I Paesi che si sono spinti per primi e di più verso la terziarizzazione, come detto per ciò che riguarda la globalizzazione economica, sono gli Stati Uniti ed il Regno Unito. In questi paesi la ripartizione settoriale degli occupati è ancor più marcatamente deindustrializzata rispetto alla media dei Paesi sviluppati: Primario 2%, Secondario 18%, Terziario 80%.

Nei Paesi sviluppati, questo periodo storico post-industriale, in ambito sociale e culturale, è noto anche come post-moderno, in contrapposizione al periodo precedente industriale moderno, successivo al tradizionale agricolo.

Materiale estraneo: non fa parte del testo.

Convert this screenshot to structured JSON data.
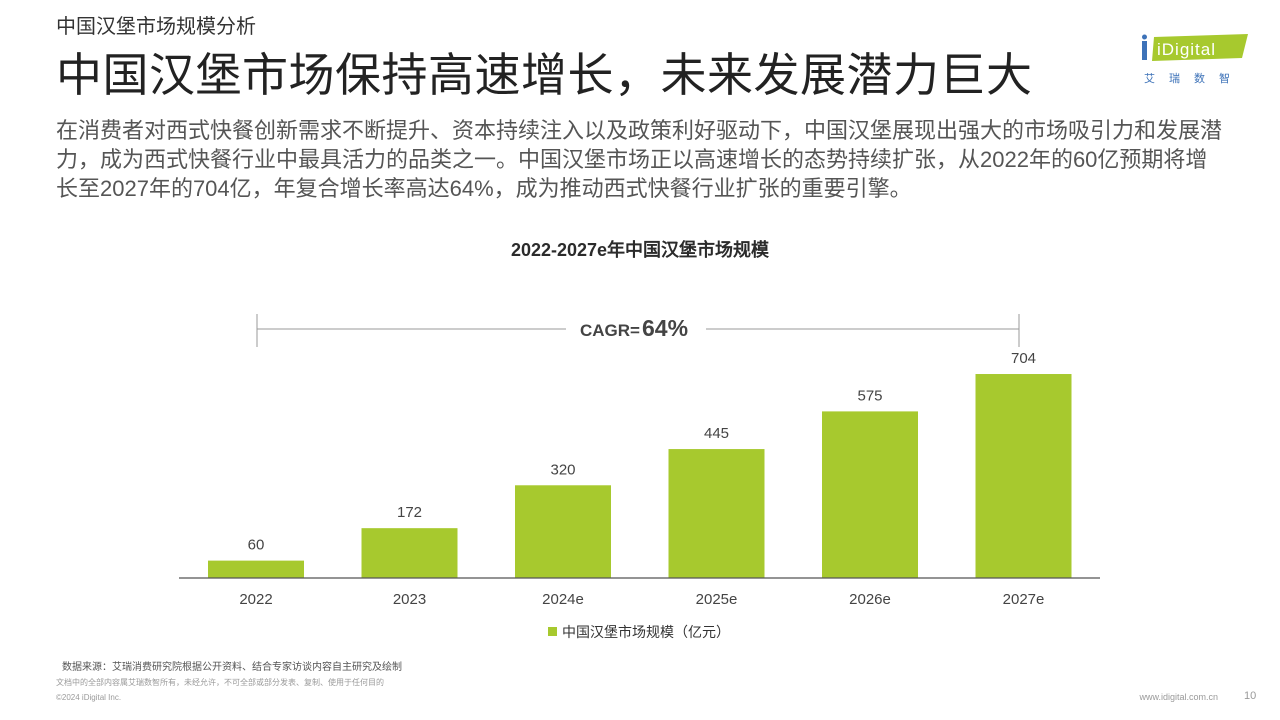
{
  "header": {
    "section_label": "中国汉堡市场规模分析",
    "headline": "中国汉堡市场保持高速增长，未来发展潜力巨大"
  },
  "logo": {
    "brand": "iDigital",
    "cn": "艾瑞数智",
    "colors": {
      "green": "#a7c92e",
      "blue": "#3d72b8"
    }
  },
  "summary": "在消费者对西式快餐创新需求不断提升、资本持续注入以及政策利好驱动下，中国汉堡展现出强大的市场吸引力和发展潜力，成为西式快餐行业中最具活力的品类之一。中国汉堡市场正以高速增长的态势持续扩张，从2022年的60亿预期将增长至2027年的704亿，年复合增长率高达64%，成为推动西式快餐行业扩张的重要引擎。",
  "chart_data": {
    "type": "bar",
    "title": "2022-2027e年中国汉堡市场规模",
    "categories": [
      "2022",
      "2023",
      "2024e",
      "2025e",
      "2026e",
      "2027e"
    ],
    "series": [
      {
        "name": "中国汉堡市场规模（亿元）",
        "values": [
          60,
          172,
          320,
          445,
          575,
          704
        ]
      }
    ],
    "ylim": [
      0,
      780
    ],
    "bar_color": "#a7c92e",
    "annotation": {
      "label": "CAGR=",
      "value": "64%"
    },
    "legend_position": "bottom-center"
  },
  "footer": {
    "source": "数据来源：艾瑞消费研究院根据公开资料、结合专家访谈内容自主研究及绘制",
    "rights": "文档中的全部内容属艾瑞数智所有，未经允许，不可全部或部分发表、复制、使用于任何目的",
    "copyright": "©2024 iDigital Inc.",
    "website": "www.idigital.com.cn",
    "page_number": "10"
  }
}
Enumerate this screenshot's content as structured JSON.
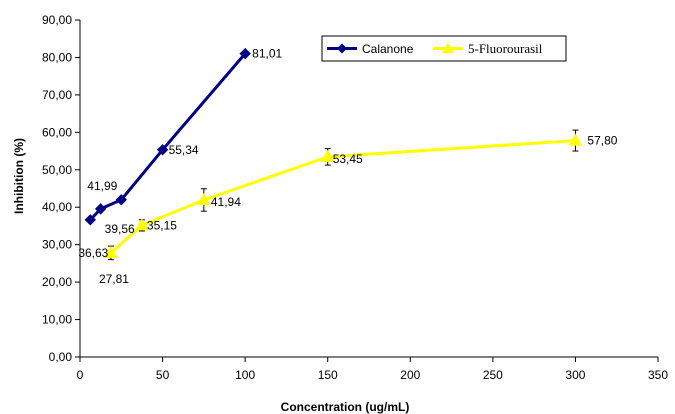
{
  "chart_data": {
    "type": "line",
    "title": "",
    "xlabel": "Concentration (ug/mL)",
    "ylabel": "Inhibition (%)",
    "xlim": [
      0,
      350
    ],
    "ylim": [
      0,
      90
    ],
    "x_ticks": [
      "0",
      "50",
      "100",
      "150",
      "200",
      "250",
      "300",
      "350"
    ],
    "y_ticks": [
      "0,00",
      "10,00",
      "20,00",
      "30,00",
      "40,00",
      "50,00",
      "60,00",
      "70,00",
      "80,00",
      "90,00"
    ],
    "grid": false,
    "legend_placement": "top-right",
    "series": [
      {
        "name": "Calanone",
        "color": "#000080",
        "marker": "diamond",
        "x": [
          6.25,
          12.5,
          25,
          50,
          100
        ],
        "y": [
          36.63,
          39.56,
          41.99,
          55.34,
          81.01
        ],
        "labels": [
          "36,63",
          "39,56",
          "41,99",
          "55,34",
          "81,01"
        ]
      },
      {
        "name": "5-Fluorourasil",
        "color": "#ffff00",
        "marker": "triangle",
        "x": [
          18.75,
          37.5,
          75,
          150,
          300
        ],
        "y": [
          27.81,
          35.15,
          41.94,
          53.45,
          57.8
        ],
        "error": [
          1.8,
          1.5,
          3,
          2.2,
          2.8
        ],
        "labels": [
          "27,81",
          "35,15",
          "41,94",
          "53,45",
          "57,80"
        ]
      }
    ]
  }
}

In questa fase economica (terziarizzazione, detta anche post-industriale) il sub settore che esercita il ruolo principale, di forza e di leadership, è la finanza. Come detto a proposito della globalizzazione, la maggior parte (circa il 90%) dei flussi internazionali di denaro derivano da compravendita di attività finanziarie effettuate da grandi gruppi bancari o assicurativi. Il settore del credito è fondamentale per la sopravvivenza del sistema economico e l'espansione del credito negli ultimi decenni, orientato sempre più verso le attività finanziarie (azioni, obbligazioni, valute, derivati) invece che reali (industriali, agricole, servizi pubblici, ecc), è stato massiccio. I grandi gruppi bancari ed assicurativi sono al centro di questo sistema, in tal caso la terziarizzazione assume la forma della finanziarizzazione dell'economia.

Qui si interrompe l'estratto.